湾岸戦争の余波の中で




 一九九一年二月も中旬になっていた。中東情勢も、去年のイラクのクエート侵入を切っ掛けにエスカレートし、到頭つい二、三週間前、アメリカ主導の国連軍が現代科学兵器で首都バクダッドを中心に空爆を加え、国連軍がイラクから降伏を勝ち取ったばかりであった。戦争の余波はまだ尾を曳いており、日本の各企業も、一斉に海外出張自粛、禁止を打ち出している最中である。戦争は何とか終結したとは言うものの、まだいつ何どきテロの発生があるとも分からぬ情勢で、余程の例外を除き、鷹島エレクトロニクスでも海外出張は禁止状態になっていた。
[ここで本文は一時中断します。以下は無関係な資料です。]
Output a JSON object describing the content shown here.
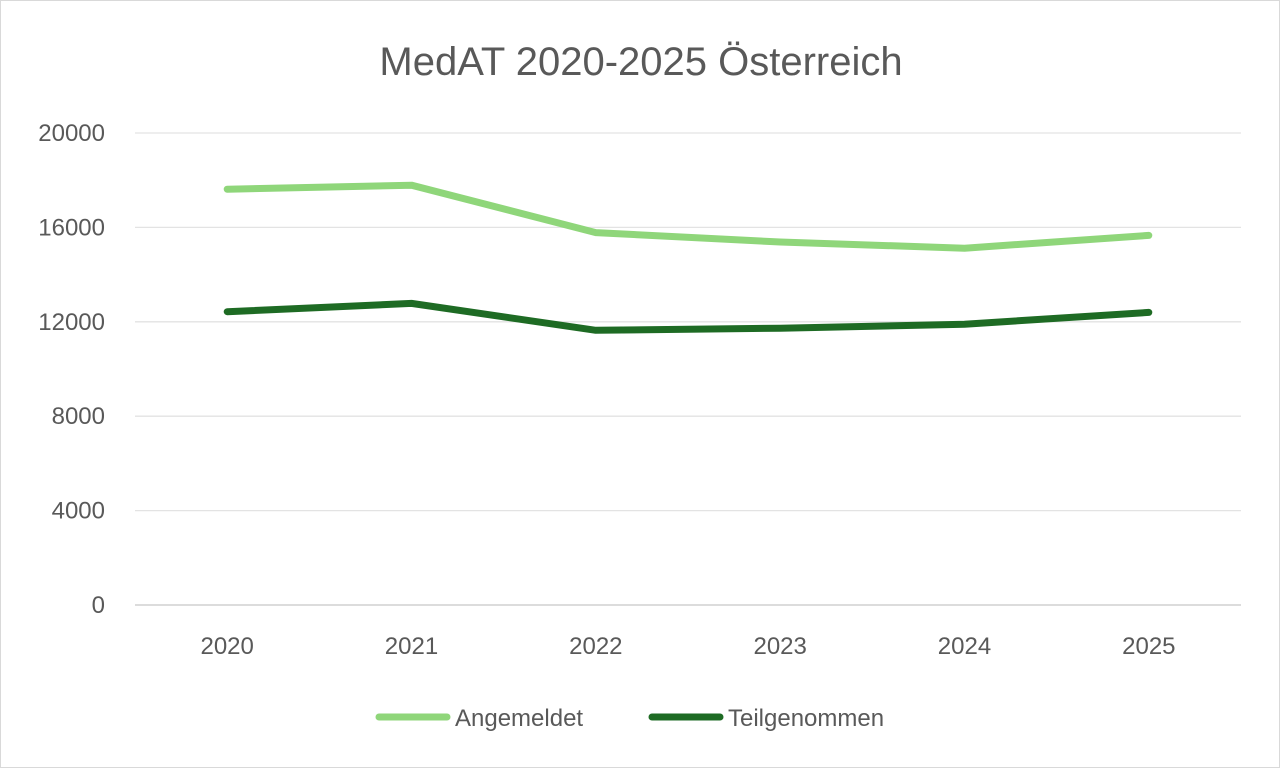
{
  "chart_data": {
    "type": "line",
    "title": "MedAT 2020-2025 Österreich",
    "xlabel": "",
    "ylabel": "",
    "categories": [
      "2020",
      "2021",
      "2022",
      "2023",
      "2024",
      "2025"
    ],
    "ylim": [
      0,
      20000
    ],
    "yticks": [
      0,
      4000,
      8000,
      12000,
      16000,
      20000
    ],
    "grid": true,
    "legend_position": "bottom",
    "series": [
      {
        "name": "Angemeldet",
        "color": "#8fd67a",
        "values": [
          17620,
          17790,
          15780,
          15380,
          15120,
          15660
        ]
      },
      {
        "name": "Teilgenommen",
        "color": "#1e6b24",
        "values": [
          12430,
          12780,
          11640,
          11730,
          11900,
          12400
        ]
      }
    ]
  }
}
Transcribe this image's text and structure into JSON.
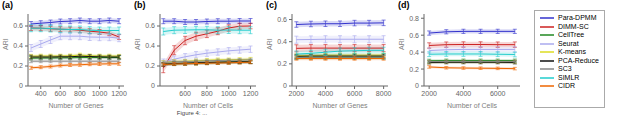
{
  "chart_data": [
    {
      "type": "line",
      "title": "(a)",
      "x_label": "Number of Genes",
      "y_label": "ARI",
      "grid": false,
      "annotations": [
        "Figure 4: ..."
      ],
      "x": [
        300,
        400,
        500,
        600,
        700,
        800,
        900,
        1000,
        1100,
        1200
      ],
      "xlim": [
        270,
        1250
      ],
      "xticks": [
        400,
        600,
        800,
        1000,
        1200
      ],
      "ylim": [
        0,
        0.72
      ],
      "yticks": [
        0,
        0.2,
        0.4,
        0.6
      ],
      "series": [
        {
          "name": "Para-DPMM",
          "color": "#3333cc",
          "values": [
            0.62,
            0.628,
            0.635,
            0.645,
            0.648,
            0.655,
            0.648,
            0.648,
            0.655,
            0.648
          ],
          "error": [
            0.025,
            0.025,
            0.025,
            0.025,
            0.025,
            0.025,
            0.025,
            0.025,
            0.025,
            0.025
          ]
        },
        {
          "name": "DIMM-SC",
          "color": "#cc2222",
          "values": [
            0.58,
            0.578,
            0.572,
            0.568,
            0.565,
            0.558,
            0.548,
            0.54,
            0.528,
            0.49
          ],
          "error": [
            0.025,
            0.025,
            0.025,
            0.025,
            0.025,
            0.025,
            0.025,
            0.025,
            0.025,
            0.025
          ]
        },
        {
          "name": "CellTree",
          "color": "#228822",
          "values": [
            0.278,
            0.28,
            0.28,
            0.282,
            0.282,
            0.285,
            0.285,
            0.285,
            0.285,
            0.285
          ],
          "error": [
            0.018,
            0.018,
            0.018,
            0.018,
            0.018,
            0.018,
            0.018,
            0.018,
            0.018,
            0.018
          ]
        },
        {
          "name": "Seurat",
          "color": "#aaaaee",
          "values": [
            0.38,
            0.42,
            0.46,
            0.498,
            0.498,
            0.498,
            0.49,
            0.488,
            0.488,
            0.478
          ],
          "error": [
            0.035,
            0.035,
            0.035,
            0.035,
            0.035,
            0.035,
            0.035,
            0.035,
            0.035,
            0.035
          ]
        },
        {
          "name": "K-means",
          "color": "#dddd22",
          "values": [
            0.298,
            0.3,
            0.3,
            0.3,
            0.302,
            0.31,
            0.302,
            0.3,
            0.3,
            0.298
          ],
          "error": [
            0.018,
            0.018,
            0.018,
            0.018,
            0.018,
            0.018,
            0.018,
            0.018,
            0.018,
            0.018
          ]
        },
        {
          "name": "PCA-Reduce",
          "color": "#111111",
          "values": [
            0.29,
            0.29,
            0.29,
            0.292,
            0.292,
            0.298,
            0.295,
            0.292,
            0.29,
            0.29
          ],
          "error": [
            0.018,
            0.018,
            0.018,
            0.018,
            0.018,
            0.018,
            0.018,
            0.018,
            0.018,
            0.018
          ]
        },
        {
          "name": "SC3",
          "color": "#888888",
          "values": [
            0.248,
            0.248,
            0.248,
            0.248,
            0.248,
            0.248,
            0.248,
            0.248,
            0.248,
            0.248
          ],
          "error": [
            0.015,
            0.015,
            0.015,
            0.015,
            0.015,
            0.015,
            0.015,
            0.015,
            0.015,
            0.015
          ]
        },
        {
          "name": "SIMLR",
          "color": "#22cccc",
          "values": [
            0.578,
            0.578,
            0.575,
            0.568,
            0.565,
            0.565,
            0.558,
            0.555,
            0.555,
            0.555
          ],
          "error": [
            0.035,
            0.035,
            0.035,
            0.035,
            0.035,
            0.035,
            0.035,
            0.035,
            0.035,
            0.035
          ]
        },
        {
          "name": "CIDR",
          "color": "#ee6600",
          "values": [
            0.182,
            0.188,
            0.195,
            0.205,
            0.21,
            0.212,
            0.218,
            0.22,
            0.222,
            0.222
          ],
          "error": [
            0.015,
            0.015,
            0.015,
            0.015,
            0.015,
            0.015,
            0.015,
            0.015,
            0.015,
            0.015
          ]
        }
      ]
    },
    {
      "type": "line",
      "title": "(b)",
      "x_label": "Number of Cells",
      "y_label": "ARI",
      "grid": false,
      "x": [
        400,
        500,
        600,
        700,
        800,
        900,
        1000,
        1100,
        1200
      ],
      "xlim": [
        370,
        1250
      ],
      "xticks": [
        600,
        800,
        1000,
        1200
      ],
      "ylim": [
        0,
        0.72
      ],
      "yticks": [
        0,
        0.2,
        0.4,
        0.6
      ],
      "series": [
        {
          "name": "Para-DPMM",
          "color": "#3333cc",
          "values": [
            0.648,
            0.648,
            0.64,
            0.64,
            0.645,
            0.648,
            0.648,
            0.65,
            0.65
          ],
          "error": [
            0.025,
            0.025,
            0.025,
            0.025,
            0.025,
            0.025,
            0.025,
            0.025,
            0.025
          ]
        },
        {
          "name": "DIMM-SC",
          "color": "#cc2222",
          "values": [
            0.178,
            0.358,
            0.455,
            0.498,
            0.522,
            0.548,
            0.58,
            0.598,
            0.6
          ],
          "error": [
            0.045,
            0.045,
            0.042,
            0.04,
            0.038,
            0.035,
            0.032,
            0.03,
            0.028
          ]
        },
        {
          "name": "CellTree",
          "color": "#228822",
          "values": [
            0.218,
            0.222,
            0.225,
            0.228,
            0.232,
            0.235,
            0.238,
            0.24,
            0.242
          ],
          "error": [
            0.018,
            0.018,
            0.018,
            0.018,
            0.018,
            0.018,
            0.018,
            0.018,
            0.018
          ]
        },
        {
          "name": "Seurat",
          "color": "#aaaaee",
          "values": [
            0.238,
            0.268,
            0.292,
            0.312,
            0.328,
            0.34,
            0.352,
            0.36,
            0.368
          ],
          "error": [
            0.032,
            0.032,
            0.032,
            0.032,
            0.032,
            0.032,
            0.032,
            0.032,
            0.032
          ]
        },
        {
          "name": "K-means",
          "color": "#dddd22",
          "values": [
            0.235,
            0.245,
            0.248,
            0.252,
            0.258,
            0.262,
            0.262,
            0.265,
            0.268
          ],
          "error": [
            0.018,
            0.018,
            0.018,
            0.018,
            0.018,
            0.018,
            0.018,
            0.018,
            0.018
          ]
        },
        {
          "name": "PCA-Reduce",
          "color": "#111111",
          "values": [
            0.215,
            0.225,
            0.228,
            0.232,
            0.235,
            0.238,
            0.24,
            0.242,
            0.242
          ],
          "error": [
            0.018,
            0.018,
            0.018,
            0.018,
            0.018,
            0.018,
            0.018,
            0.018,
            0.018
          ]
        },
        {
          "name": "SC3",
          "color": "#888888",
          "values": [
            0.235,
            0.242,
            0.245,
            0.248,
            0.252,
            0.255,
            0.258,
            0.26,
            0.262
          ],
          "error": [
            0.015,
            0.015,
            0.015,
            0.015,
            0.015,
            0.015,
            0.015,
            0.015,
            0.015
          ]
        },
        {
          "name": "SIMLR",
          "color": "#22cccc",
          "values": [
            0.545,
            0.558,
            0.56,
            0.562,
            0.562,
            0.558,
            0.56,
            0.558,
            0.558
          ],
          "error": [
            0.035,
            0.035,
            0.035,
            0.035,
            0.035,
            0.035,
            0.035,
            0.035,
            0.035
          ]
        },
        {
          "name": "CIDR",
          "color": "#ee6600",
          "values": [
            0.215,
            0.22,
            0.222,
            0.225,
            0.228,
            0.23,
            0.232,
            0.235,
            0.238
          ],
          "error": [
            0.015,
            0.015,
            0.015,
            0.015,
            0.015,
            0.015,
            0.015,
            0.015,
            0.015
          ]
        }
      ]
    },
    {
      "type": "line",
      "title": "(c)",
      "x_label": "Number of Genes",
      "y_label": "ARI",
      "grid": false,
      "x": [
        2000,
        3000,
        4000,
        5000,
        6000,
        7000,
        8000
      ],
      "xlim": [
        1700,
        8300
      ],
      "xticks": [
        2000,
        4000,
        6000,
        8000
      ],
      "ylim": [
        0,
        0.65
      ],
      "yticks": [
        0,
        0.2,
        0.4,
        0.6
      ],
      "series": [
        {
          "name": "Para-DPMM",
          "color": "#3333cc",
          "values": [
            0.555,
            0.56,
            0.562,
            0.562,
            0.568,
            0.568,
            0.57
          ],
          "error": [
            0.025,
            0.025,
            0.025,
            0.025,
            0.025,
            0.025,
            0.025
          ]
        },
        {
          "name": "DIMM-SC",
          "color": "#cc2222",
          "values": [
            0.34,
            0.342,
            0.342,
            0.342,
            0.342,
            0.342,
            0.342
          ],
          "error": [
            0.032,
            0.032,
            0.032,
            0.032,
            0.032,
            0.032,
            0.032
          ]
        },
        {
          "name": "CellTree",
          "color": "#228822",
          "values": [
            0.258,
            0.26,
            0.26,
            0.26,
            0.26,
            0.26,
            0.26
          ],
          "error": [
            0.018,
            0.018,
            0.018,
            0.018,
            0.018,
            0.018,
            0.018
          ]
        },
        {
          "name": "Seurat",
          "color": "#aaaaee",
          "values": [
            0.418,
            0.42,
            0.422,
            0.422,
            0.422,
            0.422,
            0.422
          ],
          "error": [
            0.032,
            0.032,
            0.032,
            0.032,
            0.032,
            0.032,
            0.032
          ]
        },
        {
          "name": "K-means",
          "color": "#dddd22",
          "values": [
            0.272,
            0.275,
            0.278,
            0.278,
            0.278,
            0.278,
            0.278
          ],
          "error": [
            0.018,
            0.018,
            0.018,
            0.018,
            0.018,
            0.018,
            0.018
          ]
        },
        {
          "name": "PCA-Reduce",
          "color": "#111111",
          "values": [
            0.268,
            0.27,
            0.27,
            0.27,
            0.27,
            0.27,
            0.27
          ],
          "error": [
            0.018,
            0.018,
            0.018,
            0.018,
            0.018,
            0.018,
            0.018
          ]
        },
        {
          "name": "SC3",
          "color": "#888888",
          "values": [
            0.258,
            0.26,
            0.26,
            0.26,
            0.26,
            0.26,
            0.26
          ],
          "error": [
            0.015,
            0.015,
            0.015,
            0.015,
            0.015,
            0.015,
            0.015
          ]
        },
        {
          "name": "SIMLR",
          "color": "#22cccc",
          "values": [
            0.288,
            0.295,
            0.305,
            0.315,
            0.318,
            0.322,
            0.322
          ],
          "error": [
            0.028,
            0.028,
            0.028,
            0.028,
            0.028,
            0.028,
            0.028
          ]
        },
        {
          "name": "CIDR",
          "color": "#ee6600",
          "values": [
            0.248,
            0.248,
            0.248,
            0.248,
            0.248,
            0.248,
            0.248
          ],
          "error": [
            0.015,
            0.015,
            0.015,
            0.015,
            0.015,
            0.015,
            0.015
          ]
        }
      ]
    },
    {
      "type": "line",
      "title": "(d)",
      "x_label": "Number of Cells",
      "y_label": "ARI",
      "grid": false,
      "x": [
        2000,
        3000,
        4000,
        5000,
        6000,
        7000
      ],
      "xlim": [
        1700,
        7300
      ],
      "xticks": [
        2000,
        4000,
        6000
      ],
      "ylim": [
        0,
        0.85
      ],
      "yticks": [
        0,
        0.2,
        0.4,
        0.6,
        0.8
      ],
      "series": [
        {
          "name": "Para-DPMM",
          "color": "#3333cc",
          "values": [
            0.625,
            0.64,
            0.645,
            0.645,
            0.645,
            0.645
          ],
          "error": [
            0.025,
            0.025,
            0.025,
            0.025,
            0.025,
            0.025
          ]
        },
        {
          "name": "DIMM-SC",
          "color": "#cc2222",
          "values": [
            0.478,
            0.488,
            0.49,
            0.49,
            0.488,
            0.488
          ],
          "error": [
            0.032,
            0.032,
            0.032,
            0.032,
            0.032,
            0.032
          ]
        },
        {
          "name": "CellTree",
          "color": "#228822",
          "values": [
            0.298,
            0.3,
            0.3,
            0.3,
            0.3,
            0.3
          ],
          "error": [
            0.018,
            0.018,
            0.018,
            0.018,
            0.018,
            0.018
          ]
        },
        {
          "name": "Seurat",
          "color": "#aaaaee",
          "values": [
            0.418,
            0.428,
            0.432,
            0.432,
            0.432,
            0.432
          ],
          "error": [
            0.032,
            0.032,
            0.032,
            0.032,
            0.032,
            0.032
          ]
        },
        {
          "name": "K-means",
          "color": "#dddd22",
          "values": [
            0.282,
            0.285,
            0.285,
            0.285,
            0.285,
            0.285
          ],
          "error": [
            0.018,
            0.018,
            0.018,
            0.018,
            0.018,
            0.018
          ]
        },
        {
          "name": "PCA-Reduce",
          "color": "#111111",
          "values": [
            0.278,
            0.28,
            0.28,
            0.28,
            0.28,
            0.278
          ],
          "error": [
            0.018,
            0.018,
            0.018,
            0.018,
            0.018,
            0.018
          ]
        },
        {
          "name": "SC3",
          "color": "#888888",
          "values": [
            0.288,
            0.29,
            0.29,
            0.29,
            0.29,
            0.29
          ],
          "error": [
            0.015,
            0.015,
            0.015,
            0.015,
            0.015,
            0.015
          ]
        },
        {
          "name": "SIMLR",
          "color": "#22cccc",
          "values": [
            0.375,
            0.378,
            0.378,
            0.378,
            0.375,
            0.372
          ],
          "error": [
            0.028,
            0.028,
            0.028,
            0.028,
            0.028,
            0.028
          ]
        },
        {
          "name": "CIDR",
          "color": "#ee6600",
          "values": [
            0.225,
            0.215,
            0.212,
            0.21,
            0.208,
            0.205
          ],
          "error": [
            0.015,
            0.015,
            0.015,
            0.015,
            0.015,
            0.015
          ]
        }
      ]
    }
  ]
}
 ところが、そんな情勢のときに、山本と佐倉のボストンへの海外出張が決定したのである。どうしてもユーザーが関係し納期を延ばすことができないものに対しては、やむを得ず別途考えると言うケースに該当したのである。

 山本と佐倉は、ザイサイトと言う電子製版システムの販売に際して、ソフトウエア技術面から支援をしていくSE課の人間であった。SE第一部SE四課は、次長である山本が課長を兼任しており、課員は、山本も含めて六名であった。その内、佐倉、高木、永山がザイサイト・システム対応専任のSEであった。

 今回、海外出張が原則的に禁止の時期に、山本と佐倉がどうしてもザイサイト社に出張せざるを得なくなったのには、当然それなりの理由があった。ザイサイト・システムは、足掛け二年半を掛け日本語化の開発作業を続けてきており、その最終的な開発作業を去年の末に終わったばかりであった。日本語化の最後のテーマが、かな漢字変換機能の組み込みで、一応その開発は実施されたが、山本達によるテストの結果、ユーザーにリリースするにはまだ重要な問題が存在していることが発見されていた。

 そういう状況の中で、日本語機能をフルに備えたシステムを要望する具体的なユーザーが出てきたのであった。それは、日本の大手自動車メーカーの一つである大造自動車であった。大造自動車では、自動車のモデルごとに、ユーザー用のマニュアル、整備用のマニュアル作りをこれまでほとんど手作りで遣ってきたのを、ザイサイト・システムを採用して電子化しようと意図しており、既にテスト的に英版のザイサイト・マシンを一台買い込んで、新しい製版システムの検討を進めていた。それが、此処にきて、急にシステム導入計画が具体化してきた。即ち、今年の三月中旬までに、日本語システムを先ず三台導入し、それを使用して四月から自動車のマニュアル・データの入力作業を開始しようと言う計画を提示してきたのである。

 それには、条件があった。ザイサイト・システムでドキュメントの最終的な製版原稿まで作る。その為に、精度の良いレーザー・プリンターをザイサイト・システムに接続し、しかも、日本語のプリント用フォントは、これ迄の明朝体、ゴシック体に加え、丸ゴシック体を装備して欲しいというのである。